Pioneer sports editor CHRISTOPHER BEESLEY takes a two-part look at a remarkable season which saw the Motormen drop to third from bottom before soaring into a ninth-place finish with a 13-match unbeaten run. This week, he reviews the first half of the campaign.
AFTER several consecutive seasons of success under Alvin McDonald, hopes were high at Rivacre Park that 2003/04 would be another impressive year.
Since entering the UniBond League in 2000 as North West Counties' League champions, the Motormen had won promotion from the First Division at the first attempt and followed this up with second and third-place finishes in the Premier.
The club had also briefly captured the hearts of football romantics across the land in the previous year with a historic FA Cup giantkilling of QPR at Loftus Road which had led to a televised second-round clash on Sky at Macclesfield Town - the furthest any Ellesmere Port club had ever got in the competition and earned the club almost £160,000.
But over the summer, long-standing chairman Tony Woodley stepped down due to work commitments and McDonald seemed to be becoming increasingly frustrated with life at Rivacre Park.
With the cup cash earmarked for a new stand which would cost £250,000, Mc-Donald was unable to offer players wages that matched many of his UniBond counterparts and struggled to recruit the squad reinforcements he wanted.
Also upset by the continuing problem of poor attendances at Rivacre Park, his frustrations boiled over on September 13, following a 2-0 home defeat to Gains-borough Trinity watched by barely 200.
After the game, McDonald fumed that turning out at Rivacre Park was like playing at a morgue and that the town 'didn't deserve' his team.
Less than three weeks later, he had jumped ship to Northwich Victoria to fulfil his ambition to manage in non-league's elite division, the Conference.
Although Vics were ever-presents in the Conference since its formation, they were already in freefall when McDonald arrived and unable to stop the rot, and he saw his dream turn sour as he was axed after less than three months in charge.
Before he got the chop from the club that finished rock bottom and will be kicking off next season with their fifth manager in 12 months and in the same division as the Motormen, McDonald managed to take a couple of Vauxhall players with him.
The word around Rivacre Park at the time was that he would have snapped up several more if given the chance.
Following their former boss to Mid Cheshire were young keeper Andy Ralph, who had starred in the previous year's FA Cup run, and striker Nicky Young, who is married to McDonald's daughter.
Both were back in the UniBond before the end of the campaign with Young joining Marine and Ralph being loaned out to Stalybridge Celtic, although he has been retained by Vics for next season.
But there were also plenty of other problems closer to home for the Motormen.
Paul Rowlands took over as caretaker boss with his first game in charge a 4-3 last-minute defeat at Worksop Town.
Although the next home game was won emphatically, 6-0 against Runcorn, the result proved to be something of a blip as a series of disappointing defeats followed.

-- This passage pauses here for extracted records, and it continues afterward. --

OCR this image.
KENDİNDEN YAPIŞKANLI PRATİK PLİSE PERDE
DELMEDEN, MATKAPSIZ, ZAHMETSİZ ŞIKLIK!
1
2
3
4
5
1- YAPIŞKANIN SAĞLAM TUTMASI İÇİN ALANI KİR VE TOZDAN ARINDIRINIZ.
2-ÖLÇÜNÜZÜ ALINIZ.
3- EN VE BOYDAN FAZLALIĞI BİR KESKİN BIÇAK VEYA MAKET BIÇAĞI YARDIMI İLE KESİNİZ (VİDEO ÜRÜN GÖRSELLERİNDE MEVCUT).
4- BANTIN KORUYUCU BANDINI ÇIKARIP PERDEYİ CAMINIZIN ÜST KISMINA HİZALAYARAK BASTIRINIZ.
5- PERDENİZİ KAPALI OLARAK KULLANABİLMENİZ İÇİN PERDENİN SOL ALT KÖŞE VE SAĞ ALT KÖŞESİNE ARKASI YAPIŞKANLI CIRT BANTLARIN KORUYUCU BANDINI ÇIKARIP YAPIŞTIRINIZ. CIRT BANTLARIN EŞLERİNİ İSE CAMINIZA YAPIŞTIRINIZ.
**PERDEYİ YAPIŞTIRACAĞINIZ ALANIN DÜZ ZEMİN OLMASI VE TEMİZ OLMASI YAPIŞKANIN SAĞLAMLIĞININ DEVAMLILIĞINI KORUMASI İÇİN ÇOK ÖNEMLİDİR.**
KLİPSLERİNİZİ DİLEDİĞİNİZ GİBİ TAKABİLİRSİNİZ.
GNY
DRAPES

Bradford Park Avenue knocked Vauxhall out of the FA Cup at Rivacre Park while there was a 5-0 home loss to Radcliffe.
Rowlands didn't even make it to the final match before interviews for the new manager took place and Lancashire League coach Gary Siner took charge for the 6-2 league drubbing at Bradford.
In many ways, the club had been a rudderless ship both on and off the field for several weeks with a power vacuum at committee level following Len Jones' resignation as chairman.
But following Alan Bartlam's election to the chair, one of the new supremo's first tasks was to appoint Owen Brown.
At first, Brown, who retains his job at Liverpool FC as community development officer, struggled to stop the rot.
His first game in charge saw a 2-0 half-time lead at home to Droylsden turn into a 4-2 defeat, while Vauxhall suffered a 5-1 thrashing at Alfreton Town who also returned to Rivacre to dump the Motormen out of the FA Trophy.
There was a Cheshire Senior Cup exit to North West Counties League outfit Wood-ley Sports, and before the turn of the year, Brown had only one win to his name - a 3-0 success over Rossendale United in the UniBond League Cup.
Even by the end of January, the side was third from bottom in the table and averaging less than a point a game.
The top-13 spot needed for inclusion in the new Conference North for next season, what had seemed a formality back in August, now seemed a long way off.